I am smokin' spares and abt's for a family gathering in a couple of weeks. I am just wandering what the going price is for abt's. I am buying a 1/2 bushel, that is around 125 japs, not all will be abt's. I split them in half, so of course it will be double (50=100), wrapping with bacon and a lil smokey link and cream cheese.

Any info would be appreciated.


----------



## eman (Oct 14, 2010)

You asking for a selling price or what the cost will be to make 50 abts???


----------



## rp ribking (Oct 15, 2010)

eman said:


> You asking for a selling price or what the cost will be to make 50 abts???

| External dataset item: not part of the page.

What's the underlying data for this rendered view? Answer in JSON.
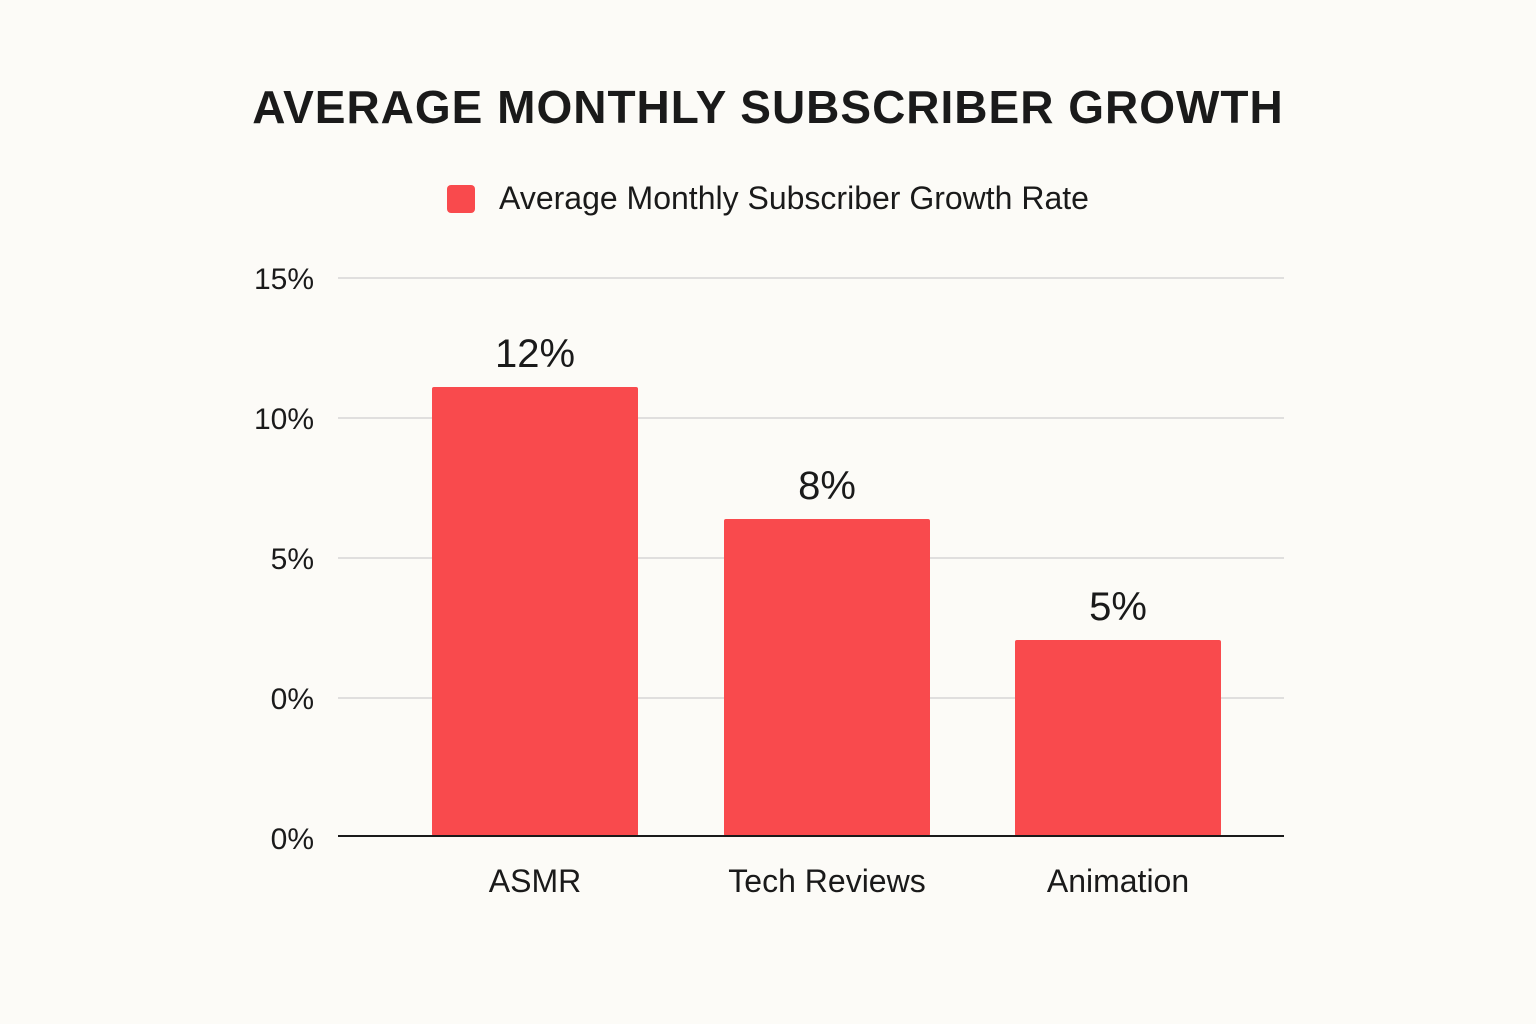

Eman, I am asking about a selling price.


----------



## bmudd14474 (Oct 15, 2010)

I have seen other catering companies charge $20-$22.50  a dozen. They are cored and not halved.  Figure your cost for everything and add your profit. You may end up right around the price I have seen. Hope that helps. BTW This catering company was in Reno NV


----------



## eman (Oct 15, 2010)

Try cost times X 

 If you can get the stuff to make em cheap x = 3 if it cost ya a bit x=4\

No less than  $2 each if your making 100. abt's are very labor intensive. more so than most meats you will smoke.

 Just look at most caterers ,they charge at least a dollar for a small square of cake.

 baked in a large sheet pan and sliced.

 ALOT less labor than ABTs


----------